Uber, Lyft and all the regional ride-share companies are known as Transportation Network Companies (or TNCs – got to have a three letter acronym!) and have grown very fast as more people sign up either as a passenger or as a driver. I have written about taxi services being swamped before – as part of other topics, and in many cities there are 10s of 1,000s more ride-share cars than taxis.
The research suggests that there are twice the number of ride-share miles driven than taxi journeys. One report stated that 70% of all Uber and Lyft trips are in nine major US cities with an estimated 5.7B miles driven! Only 20% of journeys in ride-share cars replace personal car usage while another 20% of ride-shares replace taxi services.
That means that 60% of all ride-share journeys were replacing other modes of transport and therefore adding cars on to the streets. A report estimated that each ride-share in US cities was only five miles long and the driver was deadheading for a further three miles. When you factor in the journeys replacing the non-vehicle travel, it is possible to see where the excess miles come from that are adding the vehicles to the streets.

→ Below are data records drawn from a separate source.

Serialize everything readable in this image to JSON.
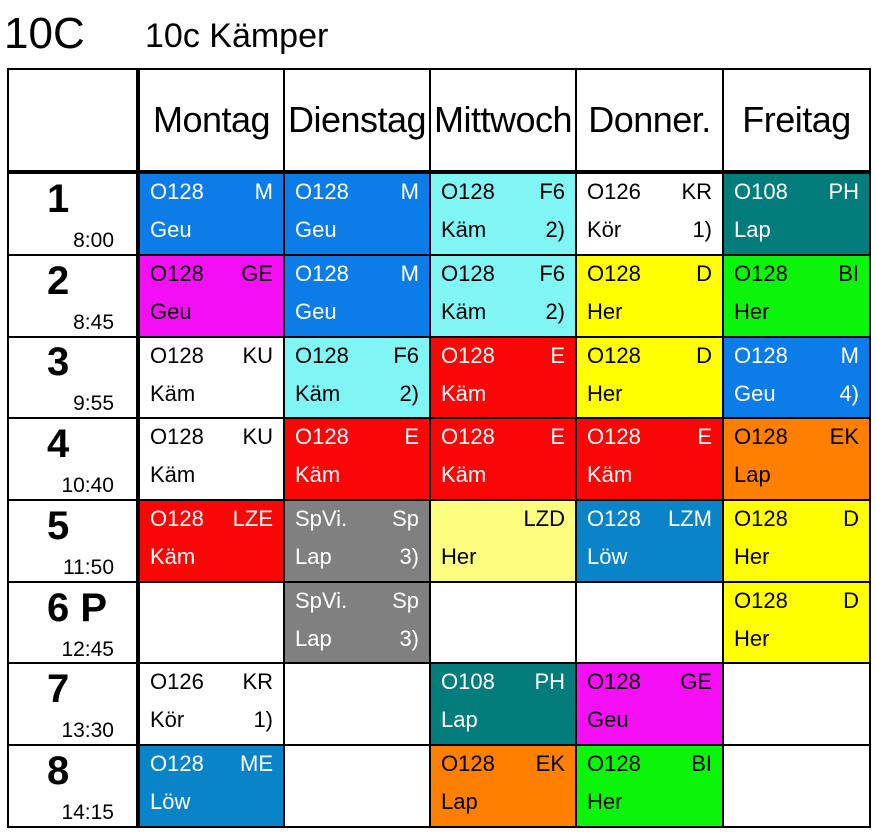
{
  "header": {
    "class_code": "10C",
    "class_title": "10c Kämper"
  },
  "days": [
    "Montag",
    "Dienstag",
    "Mittwoch",
    "Donner.",
    "Freitag"
  ],
  "colors": {
    "blue": "#0c7ce8",
    "cyan": "#7ff5f4",
    "teal": "#037c7c",
    "magenta": "#f50ff5",
    "yellow": "#ffff00",
    "green": "#0af50a",
    "red": "#fa0606",
    "orange": "#ff7f00",
    "grey": "#808080",
    "lightyellow": "#fdfd7f",
    "steel": "#0a84c8"
  },
  "periods": [
    {
      "num": "1",
      "time": "8:00"
    },
    {
      "num": "2",
      "time": "8:45"
    },
    {
      "num": "3",
      "time": "9:55"
    },
    {
      "num": "4",
      "time": "10:40"
    },
    {
      "num": "5",
      "time": "11:50"
    },
    {
      "num": "6 P",
      "time": "12:45"
    },
    {
      "num": "7",
      "time": "13:30"
    },
    {
      "num": "8",
      "time": "14:15"
    }
  ],
  "lessons": [
    [
      {
        "room": "O128",
        "subject": "M",
        "teacher": "Geu",
        "note": "",
        "color": "blue"
      },
      {
        "room": "O128",
        "subject": "M",
        "teacher": "Geu",
        "note": "",
        "color": "blue"
      },
      {
        "room": "O128",
        "subject": "F6",
        "teacher": "Käm",
        "note": "2)",
        "color": "cyan"
      },
      {
        "room": "O126",
        "subject": "KR",
        "teacher": "Kör",
        "note": "1)",
        "color": "white"
      },
      {
        "room": "O108",
        "subject": "PH",
        "teacher": "Lap",
        "note": "",
        "color": "teal"
      }
    ],
    [
      {
        "room": "O128",
        "subject": "GE",
        "teacher": "Geu",
        "note": "",
        "color": "magenta"
      },
      {
        "room": "O128",
        "subject": "M",
        "teacher": "Geu",
        "note": "",
        "color": "blue"
      },
      {
        "room": "O128",
        "subject": "F6",
        "teacher": "Käm",
        "note": "2)",
        "color": "cyan"
      },
      {
        "room": "O128",
        "subject": "D",
        "teacher": "Her",
        "note": "",
        "color": "yellow"
      },
      {
        "room": "O128",
        "subject": "BI",
        "teacher": "Her",
        "note": "",
        "color": "green"
      }
    ],
    [
      {
        "room": "O128",
        "subject": "KU",
        "teacher": "Käm",
        "note": "",
        "color": "white"
      },
      {
        "room": "O128",
        "subject": "F6",
        "teacher": "Käm",
        "note": "2)",
        "color": "cyan"
      },
      {
        "room": "O128",
        "subject": "E",
        "teacher": "Käm",
        "note": "",
        "color": "red"
      },
      {
        "room": "O128",
        "subject": "D",
        "teacher": "Her",
        "note": "",
        "color": "yellow"
      },
      {
        "room": "O128",
        "subject": "M",
        "teacher": "Geu",
        "note": "4)",
        "color": "blue"
      }
    ],
    [
      {
        "room": "O128",
        "subject": "KU",
        "teacher": "Käm",
        "note": "",
        "color": "white"
      },
      {
        "room": "O128",
        "subject": "E",
        "teacher": "Käm",
        "note": "",
        "color": "red"
      },
      {
        "room": "O128",
        "subject": "E",
        "teacher": "Käm",
        "note": "",
        "color": "red"
      },
      {
        "room": "O128",
        "subject": "E",
        "teacher": "Käm",
        "note": "",
        "color": "red"
      },
      {
        "room": "O128",
        "subject": "EK",
        "teacher": "Lap",
        "note": "",
        "color": "orange"
      }
    ],
    [
      {
        "room": "O128",
        "subject": "LZE",
        "teacher": "Käm",
        "note": "",
        "color": "red"
      },
      {
        "room": "SpVi.",
        "subject": "Sp",
        "teacher": "Lap",
        "note": "3)",
        "color": "grey"
      },
      {
        "room": "",
        "subject": "LZD",
        "teacher": "Her",
        "note": "",
        "color": "lightyellow"
      },
      {
        "room": "O128",
        "subject": "LZM",
        "teacher": "Löw",
        "note": "",
        "color": "steel"
      },
      {
        "room": "O128",
        "subject": "D",
        "teacher": "Her",
        "note": "",
        "color": "yellow"
      }
    ],
    [
      null,
      {
        "room": "SpVi.",
        "subject": "Sp",
        "teacher": "Lap",
        "note": "3)",
        "color": "grey"
      },
      null,
      null,
      {
        "room": "O128",
        "subject": "D",
        "teacher": "Her",
        "note": "",
        "color": "yellow"
      }
    ],
    [
      {
        "room": "O126",
        "subject": "KR",
        "teacher": "Kör",
        "note": "1)",
        "color": "white"
      },
      null,
      {
        "room": "O108",
        "subject": "PH",
        "teacher": "Lap",
        "note": "",
        "color": "teal"
      },
      {
        "room": "O128",
        "subject": "GE",
        "teacher": "Geu",
        "note": "",
        "color": "magenta"
      },
      null
    ],
    [
      {
        "room": "O128",
        "subject": "ME",
        "teacher": "Löw",
        "note": "",
        "color": "steel"
      },
      null,
      {
        "room": "O128",
        "subject": "EK",
        "teacher": "Lap",
        "note": "",
        "color": "orange"
      },
      {
        "room": "O128",
        "subject": "BI",
        "teacher": "Her",
        "note": "",
        "color": "green"
      },
      null
    ]
  ]
}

To make it worse, new services such as UberPool and Lyft Line, which ironically are closer to the original intent of ride-sharing, are adding double the miles compared to personal usage of a car – and that is down to more deadheading and the extra length of each journey.
What is more interesting is that ride-sharing services haven’t reduced the desire for actual car ownership. In seven of the nine US cities that provided the data for the research, car ownership has been steadily rising! Then there is the economic divide: wealthier passengers are using Uber or Lyft to replace public transport or taxis whilst the reporting suggests that the lower income citizens were being slowed down by the extra traffic!
There has been an ongoing demand for more regulation around the ride-share systems, however the initial demands have been from their main competitor: the taxi industry. Interestingly, that industry is regulated by Governments who don’t seem to be too worried about losing licensing or regulatory revenues. Now we seeing environmentalists and others campaigning for regulation to reduce the volume of miles driven, thereby reducing emissions and fuel usage.
One idea raised, which isn’t really adding a regulation, is to adopt a tried and true way of manipulating a market: taxes. In Washington D.C., an idea has been raised to tax ride-share journeys to help fund a new metro system. My personal view is to force Uber, Lyft and others to become taxi operators in the cities that they operate in – because fundamentally that’s what they are.
The driver licencing costs alone would dramatically trim the number of cars on city streets!